I am writing this as guidelines for module maintainers.

The steps may look different for other module packages with a different structure.

Start a new major version.

If the existing version of the contrib module requires composer_manager to work, supporting an alternative method might come with backwards-compatibility-breaking side effects. If this is the case, a new major version should be introduced.

Use the 'alternatives' module.

The alternatives module allows to replace one dependency with another.

In the *.info file:

dependencies[] = composer_autoloader
alternatives[composer_autoloader][] = composer_manager

This means: If 'alternatives' and 'composer_manager' are enabled, then the module in question can be enabled without enabling 'composer_autoloader'.

Depend on composer_autoloader

Let your modules, or one of them, depend on composer_autoloader, but add the alternatives[composer_autoloader][] = composer_manager as mentioned above.

Doing this in a subdirectory module causes the metapackage to require drupal/composer_autoloader.

Additional composer.json file at the top level

Why?

Composer manager will look at composer.json files per (sub)module. If the root dir of the module package contains a composer.json, but no module exists in the root dir of the module package, this composer.json will be ignored by composer_manager.
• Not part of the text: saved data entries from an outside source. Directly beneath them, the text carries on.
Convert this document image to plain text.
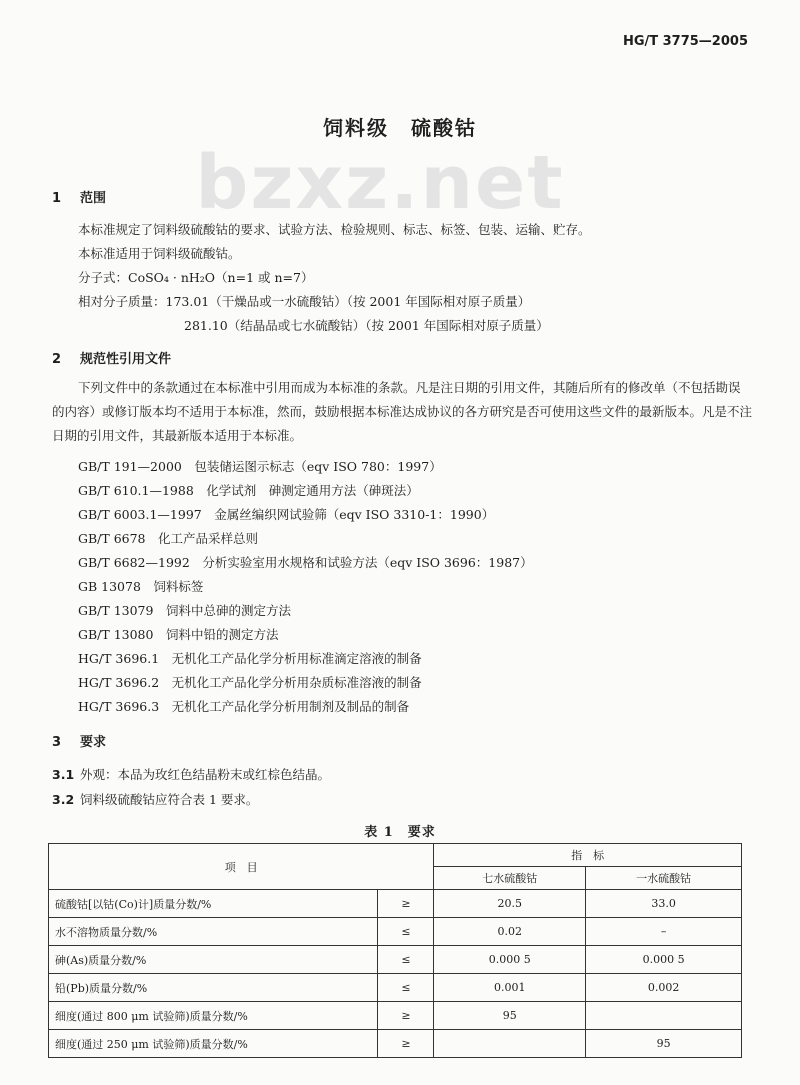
bzxz.net
HG/T 3775—2005
饲料级　硫酸钴
1 范围
本标准规定了饲料级硫酸钴的要求、试验方法、检验规则、标志、标签、包装、运输、贮存。
本标准适用于饲料级硫酸钴。
分子式：CoSO₄ · nH₂O（n=1 或 n=7）
相对分子质量：173.01（干燥品或一水硫酸钴）（按 2001 年国际相对原子质量）
281.10（结晶品或七水硫酸钴）（按 2001 年国际相对原子质量）
2 规范性引用文件
下列文件中的条款通过在本标准中引用而成为本标准的条款。凡是注日期的引用文件，其随后所有的修改单（不包括勘误的内容）或修订版本均不适用于本标准，然而，鼓励根据本标准达成协议的各方研究是否可使用这些文件的最新版本。凡是不注日期的引用文件，其最新版本适用于本标准。
GB/T 191—2000　包装储运图示标志（eqv ISO 780：1997）
GB/T 610.1—1988　化学试剂　砷测定通用方法（砷斑法）
GB/T 6003.1—1997　金属丝编织网试验筛（eqv ISO 3310-1：1990）
GB/T 6678　化工产品采样总则
GB/T 6682—1992　分析实验室用水规格和试验方法（eqv ISO 3696：1987）
GB 13078　饲料标签
GB/T 13079　饲料中总砷的测定方法
GB/T 13080　饲料中铅的测定方法
HG/T 3696.1　无机化工产品化学分析用标准滴定溶液的制备
HG/T 3696.2　无机化工产品化学分析用杂质标准溶液的制备
HG/T 3696.3　无机化工产品化学分析用制剂及制品的制备
3 要求
3.1 外观：本品为玫红色结晶粉末或红棕色结晶。
3.2 饲料级硫酸钴应符合表 1 要求。
表 1　要求
项　目		指　标	
		七水硫酸钴	一水硫酸钴
硫酸钴[以钴(Co)计]质量分数/%	≥	20.5	33.0
水不溶物质量分数/%	≤	0.02	–
砷(As)质量分数/%	≤	0.000 5	0.000 5
铅(Pb)质量分数/%	≤	0.001	0.002
细度(通过 800 μm 试验筛)质量分数/%	≥	95	
细度(通过 250 μm 试验筛)质量分数/%	≥		95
On the other hand, the project_composer module responsible for packages.drupal.org will extract metapackage information from the *.info file in a subdirectory module, but ignore composer.json files for modules in subdirectories.

Unlike composer_manager, it does look at the main composer.json in the package root dir, even if there is no module in this place.

How?

Put one composer.json at the top level directory of the module package. This has to require the 3rd party libraries from every submodule contained in the module package.

Keep the submodule composerjson files in place.

Replacement composer_manager for the transition.

Goal: Transition from composer_manager to composer_autoloader + drupal-composer.

Problem

If the modules were previously installed with composer_manager and now we want to use composer_autoloader, we are in a bit of a pickle:

  • At least one of the two dependencies must be enabled at any given time, to allow the dependee module to remain enabled and the 3rd party libraries to be autoloaded.
  • Downloading both with drupal-composer is not possible, because composer_autoloader declares a conflict with composer_manager in its composer.json.
  • Assuming we would find a way to download both composer_autoloader and composer_manager at the same time, having both enabled would be possible but would perhaps cause weird behavior due to duplicate vendor directory and duplicate autoload.
  • Updating code and database at the same time is not possible. We need to call drush en and drush dis, or do the switch via hook_update_N(), in the new codebase.

Solution

Let the site builder create a dummy / placeholder version of composer_manager in sites/all/modules/custom/composer_manager.

The only thing this would do: - a hook_boot(), which would check if composer_autoloader exists, and if not, it replicate the behavior from composer_autoloader. - a hook_uninstall() to replicate uninstalling the regular composer_manager.

Then use a hook_update_N() to enable composer_autoloader and disable + uninstall the placeholder composer_manager module.

Perhaps such a placeholder module could be provided on packagist, with an obfuscated name to prevent the conflict with composer_autoloader.